Dezenas de países defendem IA “segura, fiável e robusta”
Dezenas de países, incluindo os Estados Unidos e a China, defenderam uma Inteligência Artificial (IA) “segura, fiável e robusta” numa declaração conjunta divulgada hoje, no final da cimeira que abordou o tema, em Nova Deli.
“Promover uma IA segura, fiável e robusta é essencial para construir confiança e maximizar os benefícios sociais e económicos”, lê-se na declaração, assinada por 86 países e duas organizações internacionais.
O documento não contém compromissos concretos, mas destaca várias iniciativas voluntárias e não vinculativas, principalmente para a integração internacional de capacidades de investigação em IA.
“Acreditamos que o potencial da IA só será plenamente realizado quando os seus benefícios forem partilhados por toda a humanidade”, refere-se na declaração publicada no final desta cimeira de cinco dias.
O documento descreve o advento da IA como “um ponto de viragem na trajetória da evolução tecnológica”.

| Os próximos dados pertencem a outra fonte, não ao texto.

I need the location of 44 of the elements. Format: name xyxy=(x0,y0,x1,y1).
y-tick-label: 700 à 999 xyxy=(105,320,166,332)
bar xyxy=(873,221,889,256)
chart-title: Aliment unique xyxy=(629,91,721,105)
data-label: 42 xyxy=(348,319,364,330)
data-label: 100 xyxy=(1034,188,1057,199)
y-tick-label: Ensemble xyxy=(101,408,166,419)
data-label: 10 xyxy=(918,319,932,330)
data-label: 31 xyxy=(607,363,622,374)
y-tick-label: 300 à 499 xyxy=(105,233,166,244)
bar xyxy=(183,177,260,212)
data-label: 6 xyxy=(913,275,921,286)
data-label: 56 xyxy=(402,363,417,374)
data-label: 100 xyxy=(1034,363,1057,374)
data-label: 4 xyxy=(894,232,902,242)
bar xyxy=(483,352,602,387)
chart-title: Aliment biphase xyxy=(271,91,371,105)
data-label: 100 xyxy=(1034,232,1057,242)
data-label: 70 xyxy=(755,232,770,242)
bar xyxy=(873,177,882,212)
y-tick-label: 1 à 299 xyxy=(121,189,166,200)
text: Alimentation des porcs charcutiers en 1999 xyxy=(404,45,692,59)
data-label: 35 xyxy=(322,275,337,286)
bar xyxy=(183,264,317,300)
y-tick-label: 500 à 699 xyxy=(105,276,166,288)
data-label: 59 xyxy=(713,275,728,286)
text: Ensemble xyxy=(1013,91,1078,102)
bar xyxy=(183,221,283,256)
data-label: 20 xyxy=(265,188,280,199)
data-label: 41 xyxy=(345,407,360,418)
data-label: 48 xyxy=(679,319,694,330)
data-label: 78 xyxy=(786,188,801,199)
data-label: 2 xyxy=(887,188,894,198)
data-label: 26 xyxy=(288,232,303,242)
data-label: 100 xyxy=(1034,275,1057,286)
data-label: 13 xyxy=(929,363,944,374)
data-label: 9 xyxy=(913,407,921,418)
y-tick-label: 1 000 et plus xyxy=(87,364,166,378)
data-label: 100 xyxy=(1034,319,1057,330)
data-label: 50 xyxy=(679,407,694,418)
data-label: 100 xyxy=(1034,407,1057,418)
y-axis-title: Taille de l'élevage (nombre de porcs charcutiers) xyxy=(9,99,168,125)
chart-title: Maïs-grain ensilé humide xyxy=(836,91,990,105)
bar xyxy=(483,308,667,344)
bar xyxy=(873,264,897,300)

“Os compromissos assumidos não são totalmente insignificantes; o importante é que existam compromissos”, declarou o informático Stuart Russell à agência noticiosa France-Presse (AFP).
“Espero que todos os países possam aproveitar estes acordos (…) para desenvolver compromissos juridicamente vinculativos com o objetivo de proteger as suas populações, para que o desenvolvimento e a implementação da IA possam continuar sem representar riscos inaceitáveis”, prosseguiu Russell.
Dezenas de delegações de todo o mundo reuniram-se esta semana na capital indiana para discutir, entre outros assuntos, como regular esta tecnologia em rápido desenvolvimento.
O primeiro-ministro indiano, Narendra Modi, o Presidente francês, Emmanuel Macron, o secretário-geral da ONU, António Guterres, e figuras de destaque da indústria tecnológica, incluindo Sam Altman, da OpenAI, discursaram na cimeira, que começou na quinta-feira.
Entre os temas mais urgentes estavam os benefícios sociais da tradução multilingue por IA, as ameaças ao emprego e o consumo de energia dos centros de dados.
Durante as discussões, surgiram duas abordagens distintas para a gestão do desenvolvimento da IA.
António Guterres confirmou o lançamento de uma comissão científica encarregada de tornar o controlo humano da IA uma realidade técnica.
Os Estados Unidos rejeitaram “totalmente” qualquer governação global da inteligência artificial na sexta-feira, segundo o conselheiro de ciência e tecnologia da Casa Branca, Michael Kratsios. Recorde-se que os Estados Unidos não assinaram a declaração na conferência do ano passado, em Paris.
O presidente executivo da OpenAI, Sam Altman, afirmou na quinta-feira que esta tecnologia em rápido desenvolvimento necessita urgentemente de regulamentação.